Vier jaar geleden is in de Verenigde Staten een boek verschenen, een jaar later in Nederlandse vertaling, van Robert Hughes, De klaagcultuur. Het heeft hier niet veel aandacht gekregen - jammer, omdat de Nederlandse vorm van westerse cultuur er vaak herkenbaar in aanwezig is. Hughes citeert in zijn inleiding een passage uit W.H. Audens For the Time Being: A Christmas Oratorio. Het had ook als motto voor zijn boek kunnen dienen. Ik citeer het hier, bij wijze van antwoord op de twee vragen. Als er een onbehagen is, dan staat het hier impliciet beschreven, met de verklaring.
Hoef je geen profeet te zijn om de gevolgen te voorspellen...
Rede zal verdrongen worden door openbaring... Kennis zal ontaarden in een woekering van subjectieve visioenen - door ondervoeding opgewekte gevoelens in het middenrif, door koortsen of verdovende middelen veroorzaakte engelachtige beelden, waarschuwingen in dromen die voortkomen uit het geluid van vallend water. Hele kosmogonieën zullen op een of ander vergeten persoonlijk gevoel van wrok worden gebouwd, complete heldendichten geschreven in onverstaanbare talen, het geklieder van kinderen hoger aangeslagen dan meesterwerken...
Idealisme zal worden verdrongen door materialisme... Beroofd van haar natuurlijke uitlaatklep in patriottisme en burgerlijke of familietrots zal de behoefte van de massa aan een zichtbaar Idool om te aanbidden op volstrekt geïsoleerde paden worden gedrongen, waar geen enkele vorm van educatie haar kan bereiken. Goddelijke eer zal worden bewezen aan ondiepe uithollingen in de
| |
| |
grond, huisdieren, vervallen windmolens of kwaadaardige tumoren.
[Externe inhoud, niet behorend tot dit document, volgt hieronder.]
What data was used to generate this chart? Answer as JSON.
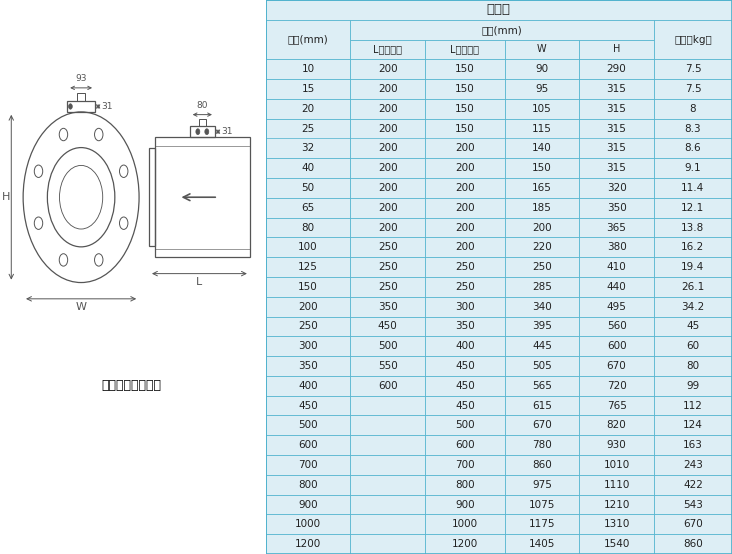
{
  "title": "分体式",
  "col_headers": [
    "口径(mm)",
    "L（四氟）",
    "L（橡胶）",
    "W",
    "H",
    "重量（kg）"
  ],
  "header1_left": "口径(mm)",
  "header1_mid": "尺寸(mm)",
  "header1_right": "重量（kg）",
  "header2": [
    "L（四氟）",
    "L（橡胶）",
    "W",
    "H"
  ],
  "rows": [
    [
      "10",
      "200",
      "150",
      "90",
      "290",
      "7.5"
    ],
    [
      "15",
      "200",
      "150",
      "95",
      "315",
      "7.5"
    ],
    [
      "20",
      "200",
      "150",
      "105",
      "315",
      "8"
    ],
    [
      "25",
      "200",
      "150",
      "115",
      "315",
      "8.3"
    ],
    [
      "32",
      "200",
      "200",
      "140",
      "315",
      "8.6"
    ],
    [
      "40",
      "200",
      "200",
      "150",
      "315",
      "9.1"
    ],
    [
      "50",
      "200",
      "200",
      "165",
      "320",
      "11.4"
    ],
    [
      "65",
      "200",
      "200",
      "185",
      "350",
      "12.1"
    ],
    [
      "80",
      "200",
      "200",
      "200",
      "365",
      "13.8"
    ],
    [
      "100",
      "250",
      "200",
      "220",
      "380",
      "16.2"
    ],
    [
      "125",
      "250",
      "250",
      "250",
      "410",
      "19.4"
    ],
    [
      "150",
      "250",
      "250",
      "285",
      "440",
      "26.1"
    ],
    [
      "200",
      "350",
      "300",
      "340",
      "495",
      "34.2"
    ],
    [
      "250",
      "450",
      "350",
      "395",
      "560",
      "45"
    ],
    [
      "300",
      "500",
      "400",
      "445",
      "600",
      "60"
    ],
    [
      "350",
      "550",
      "450",
      "505",
      "670",
      "80"
    ],
    [
      "400",
      "600",
      "450",
      "565",
      "720",
      "99"
    ],
    [
      "450",
      "",
      "450",
      "615",
      "765",
      "112"
    ],
    [
      "500",
      "",
      "500",
      "670",
      "820",
      "124"
    ],
    [
      "600",
      "",
      "600",
      "780",
      "930",
      "163"
    ],
    [
      "700",
      "",
      "700",
      "860",
      "1010",
      "243"
    ],
    [
      "800",
      "",
      "800",
      "975",
      "1110",
      "422"
    ],
    [
      "900",
      "",
      "900",
      "1075",
      "1210",
      "543"
    ],
    [
      "1000",
      "",
      "1000",
      "1175",
      "1310",
      "670"
    ],
    [
      "1200",
      "",
      "1200",
      "1405",
      "1540",
      "860"
    ]
  ],
  "bg_color": "#ddeef5",
  "border_color": "#4ab0cc",
  "text_color": "#222222",
  "diagram_label": "法兰形（分体型）",
  "fig_width": 7.32,
  "fig_height": 5.54,
  "dpi": 100
}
Rechtvaardigheid zal als hoogste menselijke deugd worden verdrongen door Medelijden, en angst voor vergelding zal geheel verdwijnen. Iedere straatslijper zal zich gelukkig prijzen: ‘Ik ben zo'n grote zondaar dat God in eigen persoon naar de aarde is afgedaald om mij te redden.’ Iedere schurk zal redeneren: ‘Ik houd ervan misdaden te begaan. God houdt ervan ze te vergeven. Het is toch maar prachtig geregeld in de wereld.’ De Nieuwe Aristocratie zal bestaan uit kluizenaars, schooiers en permanente invaliden. De Ruwe Diamant, de Tuberculeuze Hoer, de rover die lief is voor zijn moeder, het epileptische meisje dat zo goed met dieren om kan gaan, zij zullen de helden en heldinnen zijn van de Nieuwe Tragedie, terwijl de generaal, de staatsman en de filosoof het mikpunt worden van iedere klucht en satire.
Dat is geschreven in 1942. Intussen valt er hier en daar iets op af te dingen en aan toe te voegen - er was nog geen televisie - maar de grote lijnen zijn herkenbaar. Tegenwoordige opvattingen van wat cultuurgoed is, komen dichter bij Freuds begrip ‘individuele vrijheid’.